Sobre os recursos, o prefeito disse que as informações estavam no site da prefeitura, mostrando documentos segundo os quais havia no dia 4 deste mês um saldo de R$ 2,819 milhões na verba do governo federal, destinada à rearrumação da cidade. A Secretaria de Comunicação do município mostrou extratos com número e valores de cheques emitidos, sem constarem os beneficiários, o que seria uma falha do Tesouro municipal a ser corrigida.

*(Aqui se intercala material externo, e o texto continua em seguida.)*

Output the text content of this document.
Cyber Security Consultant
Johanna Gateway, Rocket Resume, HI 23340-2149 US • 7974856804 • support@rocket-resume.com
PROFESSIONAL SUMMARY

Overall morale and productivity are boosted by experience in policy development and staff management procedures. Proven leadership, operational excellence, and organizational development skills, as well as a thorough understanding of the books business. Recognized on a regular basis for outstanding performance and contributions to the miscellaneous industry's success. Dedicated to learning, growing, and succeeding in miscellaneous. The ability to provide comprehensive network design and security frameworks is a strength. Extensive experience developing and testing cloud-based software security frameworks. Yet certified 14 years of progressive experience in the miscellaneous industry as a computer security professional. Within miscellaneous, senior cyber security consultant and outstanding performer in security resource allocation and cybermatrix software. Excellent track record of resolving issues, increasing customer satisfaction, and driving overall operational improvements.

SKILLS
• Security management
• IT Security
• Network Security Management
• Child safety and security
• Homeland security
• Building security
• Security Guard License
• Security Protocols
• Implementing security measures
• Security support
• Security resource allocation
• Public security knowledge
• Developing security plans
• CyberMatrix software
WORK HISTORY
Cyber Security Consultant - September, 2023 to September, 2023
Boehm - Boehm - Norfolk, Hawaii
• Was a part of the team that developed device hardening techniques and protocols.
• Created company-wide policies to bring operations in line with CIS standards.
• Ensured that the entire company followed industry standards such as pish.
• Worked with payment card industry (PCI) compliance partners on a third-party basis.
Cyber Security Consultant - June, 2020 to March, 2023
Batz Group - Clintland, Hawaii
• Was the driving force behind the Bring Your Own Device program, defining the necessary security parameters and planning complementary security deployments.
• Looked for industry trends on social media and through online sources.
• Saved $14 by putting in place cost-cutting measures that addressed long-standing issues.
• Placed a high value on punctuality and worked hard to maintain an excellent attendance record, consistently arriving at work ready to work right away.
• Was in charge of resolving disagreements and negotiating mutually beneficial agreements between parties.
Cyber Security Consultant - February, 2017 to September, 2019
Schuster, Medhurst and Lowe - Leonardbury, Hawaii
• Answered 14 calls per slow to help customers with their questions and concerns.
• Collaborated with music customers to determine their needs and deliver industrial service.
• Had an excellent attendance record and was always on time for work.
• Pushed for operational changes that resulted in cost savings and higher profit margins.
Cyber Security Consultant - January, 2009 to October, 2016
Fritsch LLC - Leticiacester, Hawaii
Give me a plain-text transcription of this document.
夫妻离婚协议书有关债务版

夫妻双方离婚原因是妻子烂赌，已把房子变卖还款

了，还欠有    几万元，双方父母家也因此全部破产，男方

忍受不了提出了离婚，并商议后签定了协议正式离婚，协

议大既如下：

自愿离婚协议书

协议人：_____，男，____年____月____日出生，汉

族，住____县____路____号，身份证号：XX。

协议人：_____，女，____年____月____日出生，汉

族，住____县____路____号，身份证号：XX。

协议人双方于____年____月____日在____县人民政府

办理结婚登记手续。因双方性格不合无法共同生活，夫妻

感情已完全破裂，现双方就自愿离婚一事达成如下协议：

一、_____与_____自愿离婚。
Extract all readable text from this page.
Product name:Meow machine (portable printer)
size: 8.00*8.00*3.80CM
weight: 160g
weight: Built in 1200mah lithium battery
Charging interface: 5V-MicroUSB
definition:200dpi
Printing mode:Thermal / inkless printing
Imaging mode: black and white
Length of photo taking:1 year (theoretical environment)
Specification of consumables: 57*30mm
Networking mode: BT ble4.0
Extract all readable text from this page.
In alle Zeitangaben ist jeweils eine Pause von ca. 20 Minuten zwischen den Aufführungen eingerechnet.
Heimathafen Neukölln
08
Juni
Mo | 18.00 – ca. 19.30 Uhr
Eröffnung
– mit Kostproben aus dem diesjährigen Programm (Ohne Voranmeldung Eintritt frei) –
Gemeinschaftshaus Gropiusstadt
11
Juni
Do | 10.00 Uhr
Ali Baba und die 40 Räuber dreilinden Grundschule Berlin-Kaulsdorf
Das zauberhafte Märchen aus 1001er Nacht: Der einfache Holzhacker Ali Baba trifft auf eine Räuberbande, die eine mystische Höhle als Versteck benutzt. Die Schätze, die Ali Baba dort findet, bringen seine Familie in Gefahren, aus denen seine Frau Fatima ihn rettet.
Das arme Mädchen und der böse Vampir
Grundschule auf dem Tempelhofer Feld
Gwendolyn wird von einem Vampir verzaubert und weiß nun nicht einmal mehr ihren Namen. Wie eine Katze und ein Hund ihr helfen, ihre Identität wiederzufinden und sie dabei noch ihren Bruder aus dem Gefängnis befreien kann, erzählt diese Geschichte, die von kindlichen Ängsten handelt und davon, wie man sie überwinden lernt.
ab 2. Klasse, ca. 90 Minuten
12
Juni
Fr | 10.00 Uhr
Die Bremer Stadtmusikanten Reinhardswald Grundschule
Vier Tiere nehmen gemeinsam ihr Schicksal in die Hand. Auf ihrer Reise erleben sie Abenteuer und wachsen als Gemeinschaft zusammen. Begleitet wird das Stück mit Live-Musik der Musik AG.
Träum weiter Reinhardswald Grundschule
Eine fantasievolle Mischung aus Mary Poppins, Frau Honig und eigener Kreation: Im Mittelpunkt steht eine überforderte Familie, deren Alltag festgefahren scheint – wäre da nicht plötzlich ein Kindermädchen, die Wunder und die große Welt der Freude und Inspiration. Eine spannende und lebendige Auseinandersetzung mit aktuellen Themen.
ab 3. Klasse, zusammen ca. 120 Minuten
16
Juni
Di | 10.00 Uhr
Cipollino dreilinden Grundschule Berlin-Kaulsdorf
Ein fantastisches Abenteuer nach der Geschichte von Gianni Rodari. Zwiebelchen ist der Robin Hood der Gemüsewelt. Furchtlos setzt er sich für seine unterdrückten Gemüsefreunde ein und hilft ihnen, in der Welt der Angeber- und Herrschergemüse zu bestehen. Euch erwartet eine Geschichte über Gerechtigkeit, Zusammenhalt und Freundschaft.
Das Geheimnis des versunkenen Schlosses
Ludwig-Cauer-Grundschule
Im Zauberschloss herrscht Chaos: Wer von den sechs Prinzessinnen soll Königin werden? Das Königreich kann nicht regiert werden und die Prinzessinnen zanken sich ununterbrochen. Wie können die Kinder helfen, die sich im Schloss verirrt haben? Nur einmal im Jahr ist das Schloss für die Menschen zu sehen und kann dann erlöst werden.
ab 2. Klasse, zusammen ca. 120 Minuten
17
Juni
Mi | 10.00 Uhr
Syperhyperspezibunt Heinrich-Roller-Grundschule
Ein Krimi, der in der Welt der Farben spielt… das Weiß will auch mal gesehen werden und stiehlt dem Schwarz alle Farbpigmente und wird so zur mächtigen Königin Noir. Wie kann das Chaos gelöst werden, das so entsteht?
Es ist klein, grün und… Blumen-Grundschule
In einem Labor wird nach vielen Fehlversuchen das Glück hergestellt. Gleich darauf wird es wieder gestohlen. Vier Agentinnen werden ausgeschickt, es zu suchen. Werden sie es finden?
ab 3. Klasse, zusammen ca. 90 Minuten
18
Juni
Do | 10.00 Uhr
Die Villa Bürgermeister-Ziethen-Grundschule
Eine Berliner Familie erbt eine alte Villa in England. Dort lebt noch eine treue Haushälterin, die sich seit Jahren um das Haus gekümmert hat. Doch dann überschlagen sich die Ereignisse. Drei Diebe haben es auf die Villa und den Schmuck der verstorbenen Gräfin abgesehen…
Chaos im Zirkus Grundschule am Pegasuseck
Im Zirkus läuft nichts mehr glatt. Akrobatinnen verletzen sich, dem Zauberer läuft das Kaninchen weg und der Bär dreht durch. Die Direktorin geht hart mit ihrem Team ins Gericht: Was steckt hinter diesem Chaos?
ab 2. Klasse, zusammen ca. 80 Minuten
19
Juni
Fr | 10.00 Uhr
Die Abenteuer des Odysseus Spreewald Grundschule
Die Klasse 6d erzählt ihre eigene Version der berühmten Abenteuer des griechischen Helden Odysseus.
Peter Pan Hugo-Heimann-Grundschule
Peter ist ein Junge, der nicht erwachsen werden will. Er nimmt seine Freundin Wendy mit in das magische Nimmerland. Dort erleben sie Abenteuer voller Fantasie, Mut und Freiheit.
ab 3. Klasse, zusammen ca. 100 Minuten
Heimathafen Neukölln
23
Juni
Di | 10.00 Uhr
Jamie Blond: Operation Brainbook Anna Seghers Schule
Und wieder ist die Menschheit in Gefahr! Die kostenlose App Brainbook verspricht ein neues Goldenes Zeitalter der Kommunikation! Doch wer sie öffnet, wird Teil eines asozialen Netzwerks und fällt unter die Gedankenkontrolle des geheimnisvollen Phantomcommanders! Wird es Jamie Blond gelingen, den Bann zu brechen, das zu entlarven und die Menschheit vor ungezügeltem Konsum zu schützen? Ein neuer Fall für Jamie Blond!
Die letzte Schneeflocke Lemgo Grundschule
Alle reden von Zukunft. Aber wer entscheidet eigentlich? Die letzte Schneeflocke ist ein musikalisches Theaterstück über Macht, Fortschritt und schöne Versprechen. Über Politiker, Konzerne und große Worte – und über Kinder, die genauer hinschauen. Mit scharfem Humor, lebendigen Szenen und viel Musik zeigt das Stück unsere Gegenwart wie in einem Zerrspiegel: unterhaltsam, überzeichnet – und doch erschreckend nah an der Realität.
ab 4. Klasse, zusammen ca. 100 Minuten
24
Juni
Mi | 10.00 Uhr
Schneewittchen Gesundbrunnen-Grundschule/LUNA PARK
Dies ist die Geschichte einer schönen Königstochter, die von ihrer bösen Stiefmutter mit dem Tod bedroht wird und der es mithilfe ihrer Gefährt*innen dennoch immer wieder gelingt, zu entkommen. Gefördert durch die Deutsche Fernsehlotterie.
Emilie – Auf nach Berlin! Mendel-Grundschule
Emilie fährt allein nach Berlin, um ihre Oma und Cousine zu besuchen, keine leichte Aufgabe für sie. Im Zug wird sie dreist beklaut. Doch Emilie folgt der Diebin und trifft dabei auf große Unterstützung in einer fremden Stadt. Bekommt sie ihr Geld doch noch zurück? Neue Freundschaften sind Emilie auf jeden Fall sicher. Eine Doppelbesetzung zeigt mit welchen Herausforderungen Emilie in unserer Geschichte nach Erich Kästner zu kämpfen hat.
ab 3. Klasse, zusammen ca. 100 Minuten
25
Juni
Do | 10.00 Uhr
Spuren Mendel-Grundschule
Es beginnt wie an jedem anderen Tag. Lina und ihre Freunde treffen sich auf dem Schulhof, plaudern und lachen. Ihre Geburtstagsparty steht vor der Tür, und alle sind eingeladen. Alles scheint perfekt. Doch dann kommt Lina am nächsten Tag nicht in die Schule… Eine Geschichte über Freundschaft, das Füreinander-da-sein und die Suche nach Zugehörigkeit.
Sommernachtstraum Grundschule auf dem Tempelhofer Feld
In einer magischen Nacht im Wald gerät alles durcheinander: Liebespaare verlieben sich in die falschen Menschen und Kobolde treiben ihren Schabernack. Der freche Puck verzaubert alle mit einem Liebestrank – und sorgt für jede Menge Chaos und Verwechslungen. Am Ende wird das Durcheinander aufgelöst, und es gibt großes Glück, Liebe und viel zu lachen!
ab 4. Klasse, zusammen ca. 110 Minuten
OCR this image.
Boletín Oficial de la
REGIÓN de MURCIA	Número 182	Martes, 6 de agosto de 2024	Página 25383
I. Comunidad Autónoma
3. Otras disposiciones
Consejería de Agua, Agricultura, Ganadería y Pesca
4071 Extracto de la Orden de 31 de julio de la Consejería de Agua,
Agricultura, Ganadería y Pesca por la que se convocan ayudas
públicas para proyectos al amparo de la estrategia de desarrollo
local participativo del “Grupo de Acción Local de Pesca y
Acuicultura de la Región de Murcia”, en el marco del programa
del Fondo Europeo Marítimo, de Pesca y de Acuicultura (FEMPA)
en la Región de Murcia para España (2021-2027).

Sobre as doações, Moreira Neto disse que elas somaram aproximadamente R$ 3,4 milhões, dos quais teriam sido gastos apenas R$ 544 na compra de um terreno para a construção de casas populares que deverá ser devolvido porque não era adequado. Sobre a viagem, ele disse que foi porque "estava no limite" e que foi punido por ter feito tudo às claras, após ter passado várias semanas trabalhando sem interrupção. Com perda de 48% da arrecadação de Imposto sobre Serviços (ISS) nos quatro primeiros meses deste ano, Nova Friburgo está com tudo por fazer, exceto a limpeza das ruas, favorecida pela estiagem da estação fria.

O empresário Carlos José Ieker dos Santos, vice-presidente da Federação das Indústrias do Estado do Rio de Janeiro (Firjan) para o Centro-Norte do Estado, acha que a situação, já por si muito difícil, fica ainda mais grave com o "clima de dúvida" da política local. Ele pediu mais presença do governo do Estado.